The Mises Institute has been criticized by some libertarians for the paleolibertarian and right-wing cultural views of some of its leading figures, on topics such as race, immigration, and the presidential campaign of Donald Trump.[7][4][8]
A 2000 "Intelligence Report" by the Southern Poverty Law Center categorized the Institute as Neo-Confederate, "devoted to a radical libertarian view of government and economics."[9]
In 2003, Chip Berlet of the Southern Poverty Law Center described the Mises Institute as "a major center promoting libertarian political theory and the Austrian School of free market economics", also noting Rothbard's opposition to child labor laws and the anti-immigrant views of other Institute scholars.[10]
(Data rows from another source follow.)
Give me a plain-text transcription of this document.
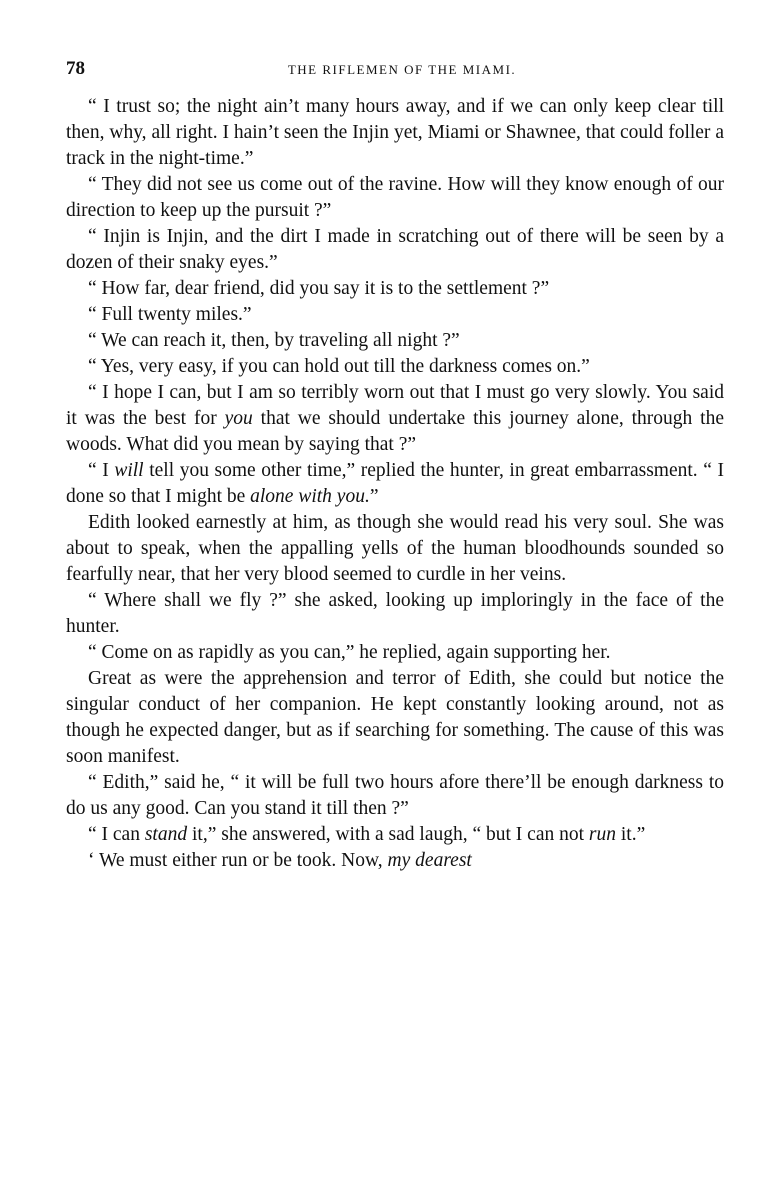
78	THE RIFLEMEN OF THE MIAMI.

“ I trust so; the night ain’t many hours away, and if we can only keep clear till then, why, all right. I hain’t seen the Injin yet, Miami or Shawnee, that could foller a track in the night-time.”

“ They did not see us come out of the ravine. How will they know enough of our direction to keep up the pursuit ?”

“ Injin is Injin, and the dirt I made in scratching out of there will be seen by a dozen of their snaky eyes.”

“ How far, dear friend, did you say it is to the settlement ?”

“ Full twenty miles.”

“ We can reach it, then, by traveling all night ?”

“ Yes, very easy, if you can hold out till the darkness comes on.”

“ I hope I can, but I am so terribly worn out that I must go very slowly. You said it was the best for you that we should undertake this journey alone, through the woods. What did you mean by saying that ?”

“ I will tell you some other time,” replied the hunter, in great embarrassment. “ I done so that I might be alone with you.”

Edith looked earnestly at him, as though she would read his very soul. She was about to speak, when the appalling yells of the human bloodhounds sounded so fearfully near, that her very blood seemed to curdle in her veins.

“ Where shall we fly ?” she asked, looking up imploringly in the face of the hunter.

“ Come on as rapidly as you can,” he replied, again supporting her.

Great as were the apprehension and terror of Edith, she could but notice the singular conduct of her companion. He kept constantly looking around, not as though he expected danger, but as if searching for something. The cause of this was soon manifest.

“ Edith,” said he, “ it will be full two hours afore there’ll be enough darkness to do us any good. Can you stand it till then ?”

“ I can stand it,” she answered, with a sad laugh, “ but I can not run it.”

‘ We must either run or be took. Now, my dearest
In 2017, the president of the Mises Institute, Jeff Deist, gave a speech at the Mises University conference, where in his concluding remarks he stated that the ideas of "blood and soil and God and nation still matter to people".[11] Deist's use of the phrase blood and soil, originally used by the Nazi party as a call for racial nationalism, was alleged by some to be an explicit signal to Neo-Nazis and other white nationalist groups. [12] In particular, Nicholas Sarwark and Arvin Vohra, then the chair and vice-chair of the United States Libertarian Party, condemned Deist's speech, with Vohra stating that "the Mises Institute has been turned into a sales funnel for the White Nationalist branch of the Alt Right". Vohra further accused the Mises Institute as a whole of being "authoritarian, racist, nazi".[13][14]